While both of these dogs fit in the “large” category, they are completely different from each other in terms of needs and temperament. Therefore, we highly recommend that you consider which breed fits your home and family, as they work best for very different individuals.

Below, we’ll explore the major differences between the Dogo Argentino vs. Great Dane.

Dogo Argentino vs. Great Dane: Temperment

A Dogo Argentino dog laying by the water.

Dogos tend to be a lot of dog, which can make them harder to own, especially for beginners.

©Eve Photography/

While both of these breeds are relatively big, they have very different temperaments. Great Danes are known as “gentle giants.” They tend to be extremely easygoing and mild-mannered. They’re often very friendly (though some may be a bit more standoffish, depending on their socialization).

Great Danes tend to get along just fine with other pets. They don’t usually have a high prey drive, usually, and this helps them coexist peacefully with cats and other dogs. However, they still require extensive socialization and training, as they can become bossy if not taught otherwise.

You may be surprised by just how destructive a young Great Dane can be, given their reputation.

On the other hand, Dogo Argentinos tend to be much more assertive and strong-willed. They tend to be incredibly fearless, though they can also be sensitive (especially to the discipline of their owner). Luckily, these dogs are often friendly, though they have strong guarding instincts. Many people train them as guardians of their home and family.

These dogs crave physical affection and are known to follow their humans around the house. They’re notorious for sitting on their owner’s feet and leaning against them, which can be problematic given their huge size.

Dogo Argentinos tend to be strong-willed, but they are also highly intelligent. They need an owner who is very confident and experienced, as they tend to be very independent.

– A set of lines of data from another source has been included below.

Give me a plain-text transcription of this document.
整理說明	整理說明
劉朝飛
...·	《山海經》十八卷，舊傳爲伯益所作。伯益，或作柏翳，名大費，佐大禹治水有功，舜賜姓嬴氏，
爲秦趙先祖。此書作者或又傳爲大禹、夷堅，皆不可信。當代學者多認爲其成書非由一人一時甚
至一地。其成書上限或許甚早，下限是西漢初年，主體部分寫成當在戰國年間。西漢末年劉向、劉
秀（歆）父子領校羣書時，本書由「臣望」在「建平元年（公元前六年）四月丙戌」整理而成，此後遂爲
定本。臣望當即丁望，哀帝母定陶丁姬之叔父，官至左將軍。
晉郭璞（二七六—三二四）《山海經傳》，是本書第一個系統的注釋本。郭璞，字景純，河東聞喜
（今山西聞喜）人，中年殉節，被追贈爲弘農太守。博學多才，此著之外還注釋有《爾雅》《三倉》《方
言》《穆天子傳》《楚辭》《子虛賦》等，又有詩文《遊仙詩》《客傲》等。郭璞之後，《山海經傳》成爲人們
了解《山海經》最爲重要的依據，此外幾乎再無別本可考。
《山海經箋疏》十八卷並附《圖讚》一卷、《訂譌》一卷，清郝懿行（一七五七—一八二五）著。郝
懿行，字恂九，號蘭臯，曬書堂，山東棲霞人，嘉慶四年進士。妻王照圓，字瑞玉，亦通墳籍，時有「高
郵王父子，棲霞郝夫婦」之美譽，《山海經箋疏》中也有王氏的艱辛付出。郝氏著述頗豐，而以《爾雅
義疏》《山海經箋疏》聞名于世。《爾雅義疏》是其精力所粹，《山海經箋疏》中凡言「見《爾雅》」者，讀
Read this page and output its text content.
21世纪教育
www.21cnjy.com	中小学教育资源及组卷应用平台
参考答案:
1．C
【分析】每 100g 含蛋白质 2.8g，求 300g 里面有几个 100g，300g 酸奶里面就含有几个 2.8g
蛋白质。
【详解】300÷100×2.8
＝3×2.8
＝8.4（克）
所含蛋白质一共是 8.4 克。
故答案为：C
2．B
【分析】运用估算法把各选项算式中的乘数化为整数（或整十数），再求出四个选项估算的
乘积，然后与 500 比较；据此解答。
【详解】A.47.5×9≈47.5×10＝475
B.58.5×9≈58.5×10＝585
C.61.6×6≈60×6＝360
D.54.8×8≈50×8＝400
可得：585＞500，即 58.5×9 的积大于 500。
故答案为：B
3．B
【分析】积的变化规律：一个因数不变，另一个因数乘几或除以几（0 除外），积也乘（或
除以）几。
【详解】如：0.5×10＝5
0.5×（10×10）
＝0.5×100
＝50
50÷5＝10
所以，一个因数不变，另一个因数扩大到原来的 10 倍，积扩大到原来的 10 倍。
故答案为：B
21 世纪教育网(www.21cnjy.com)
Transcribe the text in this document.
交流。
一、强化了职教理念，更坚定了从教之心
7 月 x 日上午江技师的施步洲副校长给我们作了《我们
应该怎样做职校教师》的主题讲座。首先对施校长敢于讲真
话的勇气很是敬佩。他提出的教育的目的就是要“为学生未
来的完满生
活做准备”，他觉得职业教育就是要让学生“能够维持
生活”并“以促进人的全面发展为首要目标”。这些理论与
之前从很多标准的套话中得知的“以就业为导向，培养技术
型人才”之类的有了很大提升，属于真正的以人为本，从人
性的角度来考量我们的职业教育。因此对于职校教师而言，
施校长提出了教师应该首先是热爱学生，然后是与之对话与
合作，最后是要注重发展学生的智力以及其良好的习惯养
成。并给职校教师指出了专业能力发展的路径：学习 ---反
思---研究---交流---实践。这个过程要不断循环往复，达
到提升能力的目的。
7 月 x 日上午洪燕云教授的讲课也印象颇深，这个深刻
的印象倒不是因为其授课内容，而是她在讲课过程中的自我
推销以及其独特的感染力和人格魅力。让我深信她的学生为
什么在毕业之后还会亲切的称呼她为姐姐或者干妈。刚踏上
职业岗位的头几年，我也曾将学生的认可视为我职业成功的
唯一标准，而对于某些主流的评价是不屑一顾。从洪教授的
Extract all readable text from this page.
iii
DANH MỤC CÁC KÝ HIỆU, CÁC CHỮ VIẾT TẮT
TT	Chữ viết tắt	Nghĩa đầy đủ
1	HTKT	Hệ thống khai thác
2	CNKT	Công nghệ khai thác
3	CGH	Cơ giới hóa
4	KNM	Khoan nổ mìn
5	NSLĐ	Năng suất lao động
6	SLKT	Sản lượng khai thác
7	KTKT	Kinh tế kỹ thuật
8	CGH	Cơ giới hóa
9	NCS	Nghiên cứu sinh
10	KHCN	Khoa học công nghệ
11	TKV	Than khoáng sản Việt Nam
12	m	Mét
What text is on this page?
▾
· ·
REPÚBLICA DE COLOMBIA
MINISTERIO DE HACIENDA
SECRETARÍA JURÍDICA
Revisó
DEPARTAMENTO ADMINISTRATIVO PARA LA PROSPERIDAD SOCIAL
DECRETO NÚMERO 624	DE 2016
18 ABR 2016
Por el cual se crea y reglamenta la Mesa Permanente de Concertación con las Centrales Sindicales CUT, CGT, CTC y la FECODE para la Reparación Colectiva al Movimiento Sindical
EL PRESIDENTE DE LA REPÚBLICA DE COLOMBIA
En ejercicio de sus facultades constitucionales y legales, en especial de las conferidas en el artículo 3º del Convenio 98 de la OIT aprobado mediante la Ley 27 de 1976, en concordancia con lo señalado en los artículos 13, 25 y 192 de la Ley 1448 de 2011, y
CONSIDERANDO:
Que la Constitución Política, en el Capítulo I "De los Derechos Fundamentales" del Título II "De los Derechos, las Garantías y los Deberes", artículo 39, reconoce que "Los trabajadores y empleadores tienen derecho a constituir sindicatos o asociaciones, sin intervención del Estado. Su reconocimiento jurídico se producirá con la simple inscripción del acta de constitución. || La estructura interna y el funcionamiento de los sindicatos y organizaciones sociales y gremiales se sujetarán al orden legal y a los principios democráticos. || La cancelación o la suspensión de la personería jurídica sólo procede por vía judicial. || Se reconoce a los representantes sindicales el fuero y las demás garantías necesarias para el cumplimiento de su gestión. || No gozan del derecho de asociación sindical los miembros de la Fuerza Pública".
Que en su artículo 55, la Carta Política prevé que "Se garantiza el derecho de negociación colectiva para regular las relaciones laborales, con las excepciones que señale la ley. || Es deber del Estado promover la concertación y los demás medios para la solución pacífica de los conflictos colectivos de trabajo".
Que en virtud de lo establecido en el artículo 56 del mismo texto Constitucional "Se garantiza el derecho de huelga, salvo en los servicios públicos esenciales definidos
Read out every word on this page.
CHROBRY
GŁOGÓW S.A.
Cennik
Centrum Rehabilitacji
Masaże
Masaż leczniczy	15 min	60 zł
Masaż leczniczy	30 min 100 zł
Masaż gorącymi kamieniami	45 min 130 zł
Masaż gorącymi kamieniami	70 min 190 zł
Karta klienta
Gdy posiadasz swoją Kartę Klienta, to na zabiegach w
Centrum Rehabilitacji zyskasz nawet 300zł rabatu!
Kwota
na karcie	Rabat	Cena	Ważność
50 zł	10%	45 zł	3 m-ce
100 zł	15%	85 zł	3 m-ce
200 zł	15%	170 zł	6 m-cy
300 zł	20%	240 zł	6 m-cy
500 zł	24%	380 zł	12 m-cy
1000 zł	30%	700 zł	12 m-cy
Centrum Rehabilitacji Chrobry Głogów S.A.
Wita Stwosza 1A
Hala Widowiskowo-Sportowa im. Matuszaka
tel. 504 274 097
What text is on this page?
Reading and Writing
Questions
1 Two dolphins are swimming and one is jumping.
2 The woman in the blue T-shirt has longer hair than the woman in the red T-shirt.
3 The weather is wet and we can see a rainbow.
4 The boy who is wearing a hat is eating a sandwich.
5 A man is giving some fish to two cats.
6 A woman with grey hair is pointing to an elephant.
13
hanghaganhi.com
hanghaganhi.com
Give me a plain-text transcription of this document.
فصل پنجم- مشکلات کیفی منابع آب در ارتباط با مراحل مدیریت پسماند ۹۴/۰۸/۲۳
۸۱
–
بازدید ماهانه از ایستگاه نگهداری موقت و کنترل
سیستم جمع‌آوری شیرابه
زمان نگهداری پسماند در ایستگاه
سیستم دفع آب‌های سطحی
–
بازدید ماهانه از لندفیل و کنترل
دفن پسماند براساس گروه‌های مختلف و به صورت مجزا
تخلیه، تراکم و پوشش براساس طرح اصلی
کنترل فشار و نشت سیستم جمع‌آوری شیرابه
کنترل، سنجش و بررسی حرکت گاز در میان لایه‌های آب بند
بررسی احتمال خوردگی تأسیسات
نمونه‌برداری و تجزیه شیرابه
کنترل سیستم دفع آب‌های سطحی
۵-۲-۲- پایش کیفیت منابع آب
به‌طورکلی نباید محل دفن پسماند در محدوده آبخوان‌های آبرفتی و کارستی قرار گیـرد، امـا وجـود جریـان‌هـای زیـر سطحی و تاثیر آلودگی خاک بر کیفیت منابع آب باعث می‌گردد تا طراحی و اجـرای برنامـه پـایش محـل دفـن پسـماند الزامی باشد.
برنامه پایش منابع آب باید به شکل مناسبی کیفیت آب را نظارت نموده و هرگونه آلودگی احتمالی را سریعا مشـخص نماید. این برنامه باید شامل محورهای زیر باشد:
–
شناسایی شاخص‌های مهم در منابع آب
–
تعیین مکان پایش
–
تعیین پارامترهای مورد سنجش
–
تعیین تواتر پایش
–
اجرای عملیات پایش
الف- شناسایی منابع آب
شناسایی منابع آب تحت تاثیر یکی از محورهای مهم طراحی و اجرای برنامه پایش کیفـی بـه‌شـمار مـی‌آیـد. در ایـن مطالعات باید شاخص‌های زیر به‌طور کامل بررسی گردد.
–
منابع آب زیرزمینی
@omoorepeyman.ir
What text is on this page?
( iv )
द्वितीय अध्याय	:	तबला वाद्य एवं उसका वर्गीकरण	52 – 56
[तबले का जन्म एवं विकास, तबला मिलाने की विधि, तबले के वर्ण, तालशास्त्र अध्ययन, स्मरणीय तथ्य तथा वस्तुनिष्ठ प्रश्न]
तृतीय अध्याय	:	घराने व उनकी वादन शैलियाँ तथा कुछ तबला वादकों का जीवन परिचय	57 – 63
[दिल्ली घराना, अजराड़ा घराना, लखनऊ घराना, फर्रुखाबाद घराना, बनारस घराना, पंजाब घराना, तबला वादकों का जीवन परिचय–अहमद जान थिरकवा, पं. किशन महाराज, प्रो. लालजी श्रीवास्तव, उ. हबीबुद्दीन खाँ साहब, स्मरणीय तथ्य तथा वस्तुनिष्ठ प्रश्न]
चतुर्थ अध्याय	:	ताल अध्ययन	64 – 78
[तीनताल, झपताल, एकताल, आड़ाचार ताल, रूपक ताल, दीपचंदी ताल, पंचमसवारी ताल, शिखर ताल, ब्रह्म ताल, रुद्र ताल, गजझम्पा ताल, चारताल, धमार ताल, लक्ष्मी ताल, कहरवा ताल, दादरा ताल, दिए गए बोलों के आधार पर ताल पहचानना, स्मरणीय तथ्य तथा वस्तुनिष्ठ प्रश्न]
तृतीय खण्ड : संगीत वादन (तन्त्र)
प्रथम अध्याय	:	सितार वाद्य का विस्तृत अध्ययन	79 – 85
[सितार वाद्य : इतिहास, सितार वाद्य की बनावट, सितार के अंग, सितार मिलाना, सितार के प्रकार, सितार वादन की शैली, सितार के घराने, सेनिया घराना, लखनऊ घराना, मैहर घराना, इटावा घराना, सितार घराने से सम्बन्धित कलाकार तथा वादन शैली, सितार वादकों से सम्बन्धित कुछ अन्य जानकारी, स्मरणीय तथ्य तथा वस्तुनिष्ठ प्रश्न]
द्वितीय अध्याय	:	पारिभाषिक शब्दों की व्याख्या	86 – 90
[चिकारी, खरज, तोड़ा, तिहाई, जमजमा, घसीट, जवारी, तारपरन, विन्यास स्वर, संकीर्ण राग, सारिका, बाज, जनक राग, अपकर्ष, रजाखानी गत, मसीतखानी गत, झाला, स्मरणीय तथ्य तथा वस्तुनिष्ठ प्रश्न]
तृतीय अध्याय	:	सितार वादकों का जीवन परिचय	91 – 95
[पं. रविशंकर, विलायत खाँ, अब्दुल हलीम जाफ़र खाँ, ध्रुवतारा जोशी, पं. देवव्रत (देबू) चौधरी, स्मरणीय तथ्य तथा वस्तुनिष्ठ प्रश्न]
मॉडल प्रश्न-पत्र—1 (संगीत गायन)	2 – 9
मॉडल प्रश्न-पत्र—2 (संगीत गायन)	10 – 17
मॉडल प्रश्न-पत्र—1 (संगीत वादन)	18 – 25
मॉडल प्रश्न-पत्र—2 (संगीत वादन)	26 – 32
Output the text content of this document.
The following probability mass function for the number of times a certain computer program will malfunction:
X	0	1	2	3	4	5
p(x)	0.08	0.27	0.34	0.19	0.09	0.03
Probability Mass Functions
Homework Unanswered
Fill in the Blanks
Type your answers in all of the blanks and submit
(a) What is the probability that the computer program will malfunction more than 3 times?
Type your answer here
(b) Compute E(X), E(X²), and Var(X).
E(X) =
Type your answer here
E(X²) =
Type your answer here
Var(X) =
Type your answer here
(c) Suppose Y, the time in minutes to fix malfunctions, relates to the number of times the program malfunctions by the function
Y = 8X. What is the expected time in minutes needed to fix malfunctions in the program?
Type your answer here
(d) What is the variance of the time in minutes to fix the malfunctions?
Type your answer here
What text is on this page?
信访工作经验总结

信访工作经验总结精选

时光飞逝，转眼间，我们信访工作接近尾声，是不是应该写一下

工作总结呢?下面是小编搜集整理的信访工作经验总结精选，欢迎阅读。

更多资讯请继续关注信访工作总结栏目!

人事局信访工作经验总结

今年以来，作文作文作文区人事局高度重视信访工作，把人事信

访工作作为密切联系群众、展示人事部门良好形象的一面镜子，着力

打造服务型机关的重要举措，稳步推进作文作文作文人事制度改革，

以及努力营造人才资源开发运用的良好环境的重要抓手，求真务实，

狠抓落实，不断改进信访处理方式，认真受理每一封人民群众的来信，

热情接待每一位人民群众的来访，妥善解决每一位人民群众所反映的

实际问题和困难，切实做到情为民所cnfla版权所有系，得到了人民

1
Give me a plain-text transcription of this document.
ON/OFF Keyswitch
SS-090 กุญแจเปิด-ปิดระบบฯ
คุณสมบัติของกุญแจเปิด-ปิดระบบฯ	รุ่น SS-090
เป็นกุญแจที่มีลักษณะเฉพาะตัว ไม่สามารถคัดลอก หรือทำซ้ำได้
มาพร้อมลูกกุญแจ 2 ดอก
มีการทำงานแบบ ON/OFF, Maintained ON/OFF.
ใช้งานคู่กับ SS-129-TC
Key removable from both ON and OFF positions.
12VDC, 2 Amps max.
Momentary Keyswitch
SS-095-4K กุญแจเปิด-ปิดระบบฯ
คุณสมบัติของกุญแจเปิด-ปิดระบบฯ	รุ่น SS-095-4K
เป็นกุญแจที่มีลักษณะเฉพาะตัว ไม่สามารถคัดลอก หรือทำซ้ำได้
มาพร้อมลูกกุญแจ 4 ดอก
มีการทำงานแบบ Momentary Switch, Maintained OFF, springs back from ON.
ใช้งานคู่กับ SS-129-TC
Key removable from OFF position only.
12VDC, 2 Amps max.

Great Danes are typically much easier to handle than a Dogo Argentino. They’re easier to train, despite being slightly less intelligent. They’re more willing to follow their owners, while Dogo Argentinos tend to make their own decisions.

Great Dane vs. Dogo Argentino: Training and Socialization

An adorable great Dane puppy carrying a tennis ball in its mouth walks towards the viewer

Great Danes are known for being pretty laidback and obedient. However, a lot of this depends on their breeding!


Both of these breeds need extensive training and socialization. Because they are larger dogs, they can do a lot more damage if things go south. Training and socialization can help prevent fearfulness and aggression, making them a requirement for both breeds.

Dogos have significant protective instincts, so they tend to be aloof with strangers. They need lots of socialization from an early age to prevent them from misunderstanding friendly people. You don’t want them assuming your friendly friend is an enemy breaking into your house!

These dogs can quickly become suspicious of everyone if they aren’t socialized heavily as puppies. Of course, this takes a lot of time, so be prepared to dedicate hours each week to socialization alone when your Dogo is young – not counting all their other needs.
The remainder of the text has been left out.